Marie l’entendait, comme là-bas, essayer des mots. Il avait abandonné l’histoire du jeune homme. Il écrivait maintenant l’histoire d’une femme, une juive, qui dansait devant un général pour le séduire et lui trancher la tête. Pendant qu’elle dansait on entendait le clic-clac de ses sandales. La phrase des sandales était prête. C’était même pour la placer qu’il avait entrepris ce conte. Mais le reste venait mal. Il grognait : « Les poussins me dérangent. » Ou bien le vent. Parfois, il jurait : « C’est de ta faute. »

Son pauvre gosse, pourquoi se tracassait-il de ces choses ? Cette juive qui dansait, connaissait-il cette juive ? Avait-il jamais vu une femme danser en sandales ?

Lui-même se lamentait.

— Regarde Alphonse, regarde Benoit. Ces gens se fichent de la littérature. Ils sont ce qu’ils sont ; ils vivent : ils ont de la chance.

Elle croyait répondre :

— Prends leur chance.

Mais chut ! Marie. L’art est un peu comme à Londres la « Pipe de la Reine ». Peut-être que ça brûle, peut-être que ça fume ; l’Artiste doit souffrir ; autour de lui et par lui, les autres doivent souffrir.

Alors : oui, c’est de ma faute.

Ainsi vint le temps où plus de cent œufs par soirée firent des centaines d’œufs par semaine.

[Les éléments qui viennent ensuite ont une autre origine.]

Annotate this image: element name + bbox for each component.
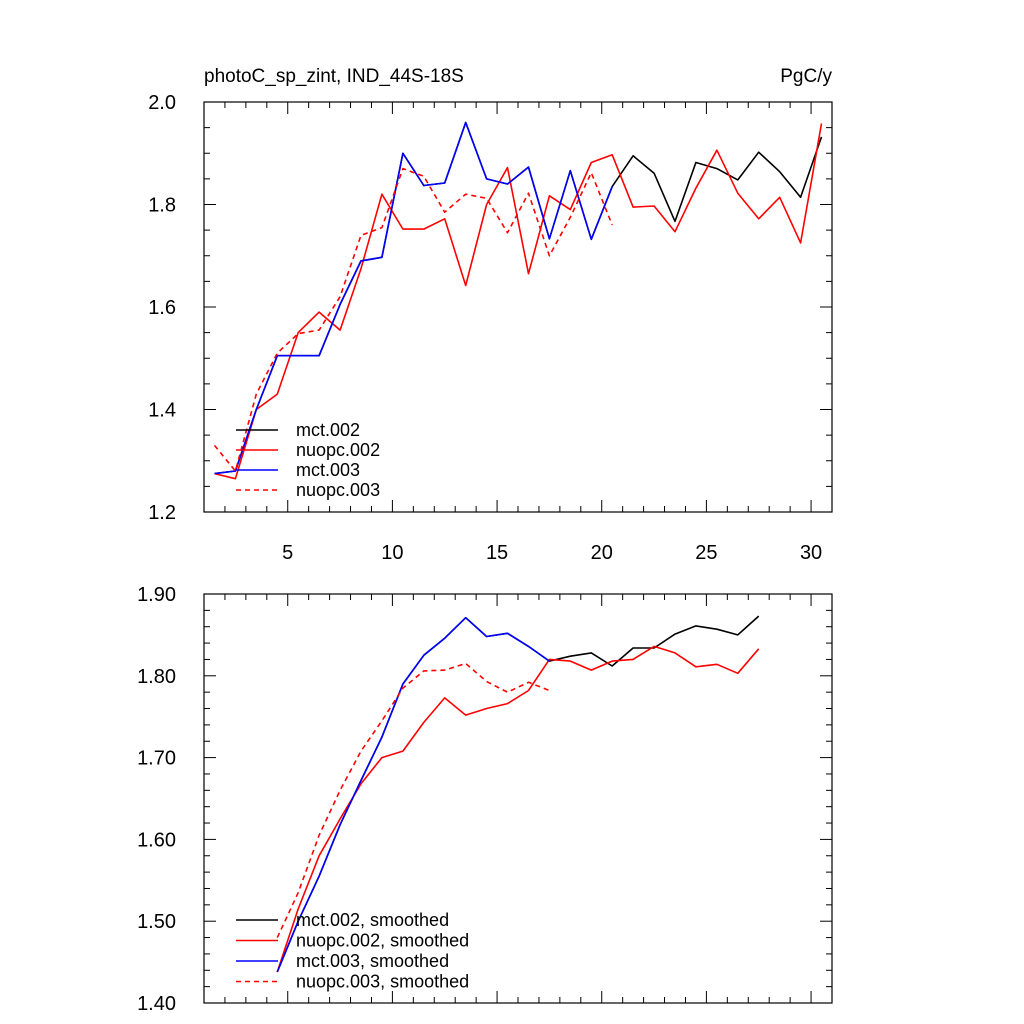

Ici, les paysans ne mangeaient pas leurs œufs ; ils les vendaient, ils allaient en ville les offrir au marché.

Marie dut aller…

Je connais des femmes ; pas un doigt, elles ne bougeraient pas un doigt pour épousseter un cheveu sur le veston de leur mari. Pour celles-là faire ce que tu fis ; maîtresse de François, épouse de Henry, avoir été Madame, puis te costumer en maraîchère, t’installer en pleine ville, sur une place, et crier : « Voulez-vous des œufs frais, Madame ? » fi ! ma chère, quel profond ridicule !

Henry, lui, n’avait pas ri. Il dit :

— Ma pauvre bonne grosse petite maman ! Les premières fois elle eut besoin de tout son courage.

— Voulez-vous des œufs frais, Madame ?

Elle se trouvait sur une grande place, et devant elle, ses œufs. Elle les avait comptés : huit cent vingt-trois. Pas seulement que des œufs, cela fût lourd à porter, qu’à se répartir entre deux paniers, cela fît quand même deux paniers qui pesaient dur, un sur chaque hanche ; mais elle pensait précisément au « fi » de ces dames.

— Voulez-vous des œufs frais, Madame ?

Devant cette nouvelle, les clients faisaient : « Hum » ! ou bien ils faisaient « Hem » ! D’autres passaient sans « Hem » ni « Hum » un peu comme autrefois, devant les clubs de Londres. Là-bas c’était son corps, maintenant c’était des œufs.

—  Voulez-vous des œufs frais, Madame ?

Dans le train, elle avait déjà souffert. Comme elle pour la ville, il se tenait là des hommes et des femmes. Les femmes mangeaient, les hommes crachaient, presque des brutes. Alors, à la servir au milieu de ce monde, le contrôleur l’avait rudoyée : « Ouste, avec vos paniers, n’encombrez pas le passage. »

— Voulez-vous des œufs frais, Madame ?

Elle avait sa jupe à plis, un drôle de châle, un singulier bonnet avec un ruban rouge qui tirait la langue au milieu. Soit encore, devant les yeux simples de la bruyère, mais ici en pleine ville !

— Voulez-vous des œufs frais, Madame ?

Les gens faisaient « Hem ! » ou bien ils faisaient « Hum » un peu comme autrefois, devant les clubs de Londres. Il s’arrêta tout de même une vieille :

— Sont-ils vraiment si frais que ça, Madame ?

Marie revint… Ce n’est pas seulement au départ que huit cents œufs sont lourds à traîner, mais au retour… Ni trois, ni deux, elle n’avait pas vendu le premier de ces huit cent vingt-trois œufs.

Un peu comme autrefois devant les clubs de Londres… Plus tard on prend l’habitude.